Global Perspectives - Antonia Colibasanu

During a training course on geopolitics, just a few days after the Paris terrorist attacks, I was asked whether there are “geopolitical advantages and disadvantages” for countries and, if so, which are the disadvantages for Romania, considering the current challenges Europe is facing. My reply was that there are no advantages and disadvantages – there are only geopolitical imperatives. When analyzing those, we look at the geography shaping up the human society from a particular location and the way borders were set throughout history. We focus on the nation states and on the fundamentals shaping up their behavior: politics, economics and security. Events that may influence any of the three fundamentals are capable of having an impact over states’ behavior.

Geography explains the opportunities and the limitations of a country, as well as its priorities and needs. States make the most of their geography in times of peace – when external threats are at the minimum. This is when coherent governing, focusing on realistic goals is important. When there is no major international conflict, the political game supports, in theory, the consolidation of the national economy. During peacetime, countries influence one another establishing economic dependency links. Security should be an important beneficiary of the economic advances: national strategy should ensure that the economic development also builds on increasing independence and innovation, through technological progress also invested in the security field. However, while technological progress is at a high during peacetime, defense and security budgets get cut. Because there is the perception that peace is to remain for the long term.

The tragic events in Paris highlight that perception: France, as other Western countries thought peace is to stay and therefore cuts in the defense budges have been normal. As the attacks occurred, the perception changed radically. French President Hollande has said repeatedly during the last days that France is at war. He didn’t only mean that France is getting more involved in Syria – which it does, but has also brought forth the needs for increasing security spending in France: “the security pact prevails over the stability pact”. This is not true only for France, but for all the EU member states.

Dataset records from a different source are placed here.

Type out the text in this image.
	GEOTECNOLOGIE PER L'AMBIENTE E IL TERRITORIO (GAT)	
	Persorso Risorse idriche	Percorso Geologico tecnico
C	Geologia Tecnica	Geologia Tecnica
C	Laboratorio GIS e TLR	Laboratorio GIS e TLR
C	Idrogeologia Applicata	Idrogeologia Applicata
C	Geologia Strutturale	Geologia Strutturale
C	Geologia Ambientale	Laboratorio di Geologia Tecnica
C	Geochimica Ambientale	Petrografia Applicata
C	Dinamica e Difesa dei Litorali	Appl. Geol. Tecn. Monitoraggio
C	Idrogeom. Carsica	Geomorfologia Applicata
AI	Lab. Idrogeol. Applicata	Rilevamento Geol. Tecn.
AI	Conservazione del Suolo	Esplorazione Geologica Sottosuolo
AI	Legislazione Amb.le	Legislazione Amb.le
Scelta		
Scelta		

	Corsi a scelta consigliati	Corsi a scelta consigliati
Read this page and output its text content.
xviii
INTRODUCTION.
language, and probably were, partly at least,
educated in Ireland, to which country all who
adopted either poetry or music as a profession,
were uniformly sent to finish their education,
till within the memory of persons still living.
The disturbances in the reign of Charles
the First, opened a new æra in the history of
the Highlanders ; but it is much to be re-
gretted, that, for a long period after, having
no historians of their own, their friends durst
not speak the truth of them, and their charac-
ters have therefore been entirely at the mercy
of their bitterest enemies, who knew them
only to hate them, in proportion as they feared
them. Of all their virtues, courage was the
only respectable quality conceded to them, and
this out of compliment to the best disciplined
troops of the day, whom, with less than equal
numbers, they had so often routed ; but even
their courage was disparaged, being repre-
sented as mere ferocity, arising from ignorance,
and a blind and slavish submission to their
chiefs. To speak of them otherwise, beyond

The terrorist attacks as well as the refugee crisis are both good arguments for countries to increase their security spending. In its latest release, the EU Commission already noted that the budgetary impact of the exceptional inflow of refugees would be taken into account when assessing possible deviation from the deficit rules for 2015-2016. This is how spending plans in Italy, Lithuania or Austria, initially criticized by the Commission for violating the bloc’s rules, may actually get Brussels nod. And thus, the current crisis could become the reason for increased spending in the EU. Something that will certainly affect European economics.

Paris attacks have also raised a very important political question relating to the future of the EU: how will the Schengen Agreement be affected? On the short term, we’ve seen France, Germany, Sweden and Slovenia reestablishing border controls. We’ve also seen interesting discussions, originating in the Netherlands about the establishment of a mini-Schengen area between Netherlands, Belgium, Germany and Austria. While it is only an idea, it highlights an ongoing regionalization trend.

Nationalism was on the rise before the attacks – in their aftermath we could see the rise accelerating. The policy changes that may follow in asylum regulation in Germany will likely be followed by political changes, with Merkel having to admit some of her mistakes in front of the voters.

In light of the recent developments, Turkey relationship with the EU will become even more important, considering all the leverage that goes to Ankara post-Paris attacks. While military reactions towards Syria are still expected from nation states, they will remain limited: airstrikes will likely intensify in the short term and Italy and the UK will join in, along France. But no troops will be sent to Syria. Germany will continue being against any form of military intervention in Syria and will push for a diplomatic solution.

All in all, European countries could be more open to accommodate with Russia on Syria. This may open the door for cooperation on other issues, like Ukraine. This has been one of the Russian goals from the very beginning – but it is still unclear how successful they’ll be without giving into the implementation of the Minsk agreement as the Europeans have been demanding.

This is a time when the geopolitical risk is raising – a time of change and of reset for alliances that have slowly been forming within the borders of the West and East.